Prénoms, régions et analyse en composantes principales (3ème partie)


Cet article commence ici et la deuxième partie se trouve là.

Résumé des épisodes précédents

L’objectif est de décrire et expliquer les différences géographiques en matière d’utilisation des prénoms. Pour cela nous utilisons une analyse en composantes principales. La première composante capture 25% des différences entre départements : nous avons vu que cette composante capture en fait les différences entre les zones urbaines où les prénoms d’origine étrangère sont surreprésentés et les zones rurales où ce sont les prénoms traditionnels démodés qui sont surreprésentés.

La seconde composante capture 10% des différences entre départements et révèle une fracture entre la moitié nord-ouest de la France où l’on trouve de nombreux prénoms d’origine celte et la moitié sud-est où l’on rencontre plutôt des prénoms latins. Nous avons appelé ce phénomène l’effet Astérix !

Prénoms bourgeois et prénoms populaires

Nous nous attaquons maintenant à la troisième composante principale. Celle-ci ne capture que 5% des différences entre départements, mais elle révèle néanmoins des phénomènes intéressants.

Valeurs de la troisième composante. Les zones bleues correspondent à des valeurs positives et les zones roses à des valeurs négatives.

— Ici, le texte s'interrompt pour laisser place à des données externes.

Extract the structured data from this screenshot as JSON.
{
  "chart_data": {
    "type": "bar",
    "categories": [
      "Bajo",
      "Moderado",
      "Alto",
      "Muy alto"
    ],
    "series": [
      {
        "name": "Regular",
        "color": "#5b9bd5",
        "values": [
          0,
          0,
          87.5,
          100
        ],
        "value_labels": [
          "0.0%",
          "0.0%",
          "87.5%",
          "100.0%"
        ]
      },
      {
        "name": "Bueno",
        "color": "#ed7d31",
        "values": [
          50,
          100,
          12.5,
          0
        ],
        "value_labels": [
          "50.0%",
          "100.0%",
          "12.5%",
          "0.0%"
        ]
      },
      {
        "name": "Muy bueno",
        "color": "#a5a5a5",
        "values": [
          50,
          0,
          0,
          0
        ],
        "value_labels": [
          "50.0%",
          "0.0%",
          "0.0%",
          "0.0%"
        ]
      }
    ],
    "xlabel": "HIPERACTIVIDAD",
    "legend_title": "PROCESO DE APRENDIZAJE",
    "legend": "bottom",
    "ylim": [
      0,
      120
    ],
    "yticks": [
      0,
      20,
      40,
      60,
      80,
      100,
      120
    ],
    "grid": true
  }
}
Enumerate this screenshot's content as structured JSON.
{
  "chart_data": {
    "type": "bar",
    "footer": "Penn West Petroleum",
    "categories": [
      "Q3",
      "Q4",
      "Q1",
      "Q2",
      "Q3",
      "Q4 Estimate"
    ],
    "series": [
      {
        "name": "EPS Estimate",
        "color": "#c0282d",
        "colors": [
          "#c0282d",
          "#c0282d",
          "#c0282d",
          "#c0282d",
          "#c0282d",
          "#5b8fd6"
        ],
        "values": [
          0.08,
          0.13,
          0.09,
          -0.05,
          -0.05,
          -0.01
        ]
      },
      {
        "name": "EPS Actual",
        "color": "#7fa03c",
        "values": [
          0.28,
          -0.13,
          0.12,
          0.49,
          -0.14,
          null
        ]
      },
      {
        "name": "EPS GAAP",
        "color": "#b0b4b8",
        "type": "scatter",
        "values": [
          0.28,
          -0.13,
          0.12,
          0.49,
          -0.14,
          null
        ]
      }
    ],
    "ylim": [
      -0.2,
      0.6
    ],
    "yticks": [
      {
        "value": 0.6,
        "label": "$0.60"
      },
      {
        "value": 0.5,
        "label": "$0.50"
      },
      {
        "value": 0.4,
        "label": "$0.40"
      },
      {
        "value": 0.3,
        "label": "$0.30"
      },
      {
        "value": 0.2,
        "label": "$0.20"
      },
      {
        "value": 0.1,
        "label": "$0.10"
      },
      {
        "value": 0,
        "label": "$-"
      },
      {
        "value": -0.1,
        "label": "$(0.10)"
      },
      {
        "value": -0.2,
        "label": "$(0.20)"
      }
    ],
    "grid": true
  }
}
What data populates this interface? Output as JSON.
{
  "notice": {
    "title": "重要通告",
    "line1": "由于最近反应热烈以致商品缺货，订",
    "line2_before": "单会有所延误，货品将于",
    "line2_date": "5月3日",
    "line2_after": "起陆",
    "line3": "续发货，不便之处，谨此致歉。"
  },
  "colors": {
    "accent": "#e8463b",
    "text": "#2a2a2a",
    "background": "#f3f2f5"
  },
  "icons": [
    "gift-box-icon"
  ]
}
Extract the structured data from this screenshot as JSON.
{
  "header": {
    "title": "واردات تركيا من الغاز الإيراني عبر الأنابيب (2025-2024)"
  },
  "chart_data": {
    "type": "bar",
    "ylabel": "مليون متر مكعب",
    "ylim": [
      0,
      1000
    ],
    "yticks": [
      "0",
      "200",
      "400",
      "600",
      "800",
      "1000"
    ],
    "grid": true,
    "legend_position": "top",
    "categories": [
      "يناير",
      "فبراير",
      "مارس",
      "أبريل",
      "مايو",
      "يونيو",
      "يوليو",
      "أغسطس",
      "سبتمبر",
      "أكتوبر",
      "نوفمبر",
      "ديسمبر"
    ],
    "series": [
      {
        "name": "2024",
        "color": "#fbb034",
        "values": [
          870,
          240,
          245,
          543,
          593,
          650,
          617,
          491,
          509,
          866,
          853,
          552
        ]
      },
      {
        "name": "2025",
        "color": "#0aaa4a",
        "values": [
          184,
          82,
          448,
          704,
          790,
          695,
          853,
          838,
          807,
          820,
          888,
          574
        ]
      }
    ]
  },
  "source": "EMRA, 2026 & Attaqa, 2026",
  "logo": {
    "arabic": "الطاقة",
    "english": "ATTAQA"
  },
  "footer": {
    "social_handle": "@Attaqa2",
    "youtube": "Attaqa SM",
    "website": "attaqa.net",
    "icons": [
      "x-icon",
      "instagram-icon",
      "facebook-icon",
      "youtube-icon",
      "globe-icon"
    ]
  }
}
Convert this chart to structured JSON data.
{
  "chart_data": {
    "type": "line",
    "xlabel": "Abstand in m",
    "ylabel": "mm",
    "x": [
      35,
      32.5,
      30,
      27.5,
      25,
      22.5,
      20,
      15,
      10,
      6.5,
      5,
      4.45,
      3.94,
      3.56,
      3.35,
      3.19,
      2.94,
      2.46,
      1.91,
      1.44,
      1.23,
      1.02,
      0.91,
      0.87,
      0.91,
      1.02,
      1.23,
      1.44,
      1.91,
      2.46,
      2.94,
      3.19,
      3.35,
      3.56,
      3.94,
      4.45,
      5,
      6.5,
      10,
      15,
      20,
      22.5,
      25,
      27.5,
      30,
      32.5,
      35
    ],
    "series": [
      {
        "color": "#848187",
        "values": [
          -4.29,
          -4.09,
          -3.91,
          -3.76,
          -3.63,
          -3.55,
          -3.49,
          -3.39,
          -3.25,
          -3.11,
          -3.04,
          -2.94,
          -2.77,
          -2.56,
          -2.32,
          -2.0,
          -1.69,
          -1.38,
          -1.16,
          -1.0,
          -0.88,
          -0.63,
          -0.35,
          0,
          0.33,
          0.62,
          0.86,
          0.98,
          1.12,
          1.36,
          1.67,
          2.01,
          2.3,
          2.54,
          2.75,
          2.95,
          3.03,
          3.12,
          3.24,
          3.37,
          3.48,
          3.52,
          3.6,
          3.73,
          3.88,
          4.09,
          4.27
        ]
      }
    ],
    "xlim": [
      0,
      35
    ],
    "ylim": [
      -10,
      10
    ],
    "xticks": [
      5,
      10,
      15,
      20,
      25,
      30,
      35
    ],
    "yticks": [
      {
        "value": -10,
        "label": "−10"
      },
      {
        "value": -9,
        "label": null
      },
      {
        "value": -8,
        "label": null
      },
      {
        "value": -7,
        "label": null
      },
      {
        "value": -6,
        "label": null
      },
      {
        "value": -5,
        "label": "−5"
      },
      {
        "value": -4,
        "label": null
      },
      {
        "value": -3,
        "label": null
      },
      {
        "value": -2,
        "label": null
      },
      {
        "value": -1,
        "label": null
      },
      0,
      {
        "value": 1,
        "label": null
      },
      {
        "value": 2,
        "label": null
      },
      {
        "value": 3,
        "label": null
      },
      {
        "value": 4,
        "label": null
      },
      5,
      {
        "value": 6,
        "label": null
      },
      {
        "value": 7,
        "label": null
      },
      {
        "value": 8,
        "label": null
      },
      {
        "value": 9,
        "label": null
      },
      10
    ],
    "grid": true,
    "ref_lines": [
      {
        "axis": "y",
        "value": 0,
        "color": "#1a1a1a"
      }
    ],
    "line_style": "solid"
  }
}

Voici la liste des 100 prénoms les plus corrélés avec la composante :

Ambroise, Laure-Anne, Mathurin, Constantin, Hermine, Ferdinand, Hector, Hortense, Melchior, Balthazar, Marie-Caroline, Baudouin, Jan, Octave, Rosalie, Ariel, Mahaut, Gaspard, Zachary, Marin, Barnabe, Lancelot, Theodore, Albane, Philomène, Alberic, Elvire, Toscane, Ourida, Robinson, Priscille, Tancrede, Sixtine, Carolina, Colombe, Domitille, Camel, Emile, Blanche, Eugene, Louis, Hippolyte, Anne, Yvonne, Ida, Brune, Malo, Malou, Jean-Eric, Aurèle, Guillemette, Prune, Achille, Lorette, Jean-Gabriel, Brieuc, Vadim, Julio, Penelope, Blaise, Isaure, Albert, Ethel, Javier, Ian, Pierre-Yves, Anatole, Leonore, Marie-Emmanuelle, Nicholas, Jean-Guillaume, Solal, Theophane, Milla, Ava, Gaële, Aristide, Oscar, Irène, Marie-Anne, Leon, Anne-France, Ulysse, Victoire, Gwenola, Servane, Sidonie, Come, Saadia, Alma, Leonard, Anne-Francoise, Anne-Gaelle, Augustin, Albertine, Gildas, Yaelle, Pierre-Olivier, Leopoldine, Yves-Marie

On y trouve essentiellement des prénoms rares :la plupart d’entre eux n’ont pas été utilisés plus de quelques centaines de fois en 60 ans. On y trouve pas mal de prénoms composés, mais surtout ce que l’on remarque c’est que ces prénoms dénotent un milieu aisé, plutôt bourgeois ou aristocrate. À l’opposé, si l’on regarde les 100 prénoms les plus négativement corrélés :

Émilie, Sebastien, Dylan, Coralie, Séverine, David, Damien, Celine, Melanie, Océane, Aurore, Fabien, Amandine, Jason, Christophe, Jeremy, Élodie, Aurélie, Jérome, Aurélien, Sandrine, Cyril, Angelique, Cédric, Kevin, Ludovic, Cindy, Jordan, Ophélie, Bryan, Théo, Romain, Jimmy, Cloé, Ludivine, Nadège, Florian, Brandon, Laetitia, Cassandra, Anaïs, Virginie, Melissa, Delphine, Alison, Jordy, Quentin, Benjamin, Jessy, Jennifer, Stéphanie, Teddy, Dimitri, Karine, Valentin, Stecy, Mélodie, Alicia, Laurine, Christelle, Kessy, Steffy, Matheo, Kelly, Christopher, Yohan, Jessica, Geoffrey, Tiffany, Kimberley, Enzo, Amélie, Dawson, Julien, Ingrid, Mylène, Lana, Lea, Curtis, Lenny, Stacy, Brenda, Sandy, Manon, Mégane, Sandra, Iness, Nathalie, Wesley, Vanessa, Alexis, Émeline, Joffrey, Johnny, Jonathan, Justine, Vivien, Adeline, Wendy, Tony, Melody

Il s’agit au contraire de prénoms de la classe populaire. On peut noter la forte représentation de prénoms américains, de prénoms à l’orthographe modifiée (Karine, Cloé, Mélody, Tiffany) et de quelques diminutifs (Theo, Teddy).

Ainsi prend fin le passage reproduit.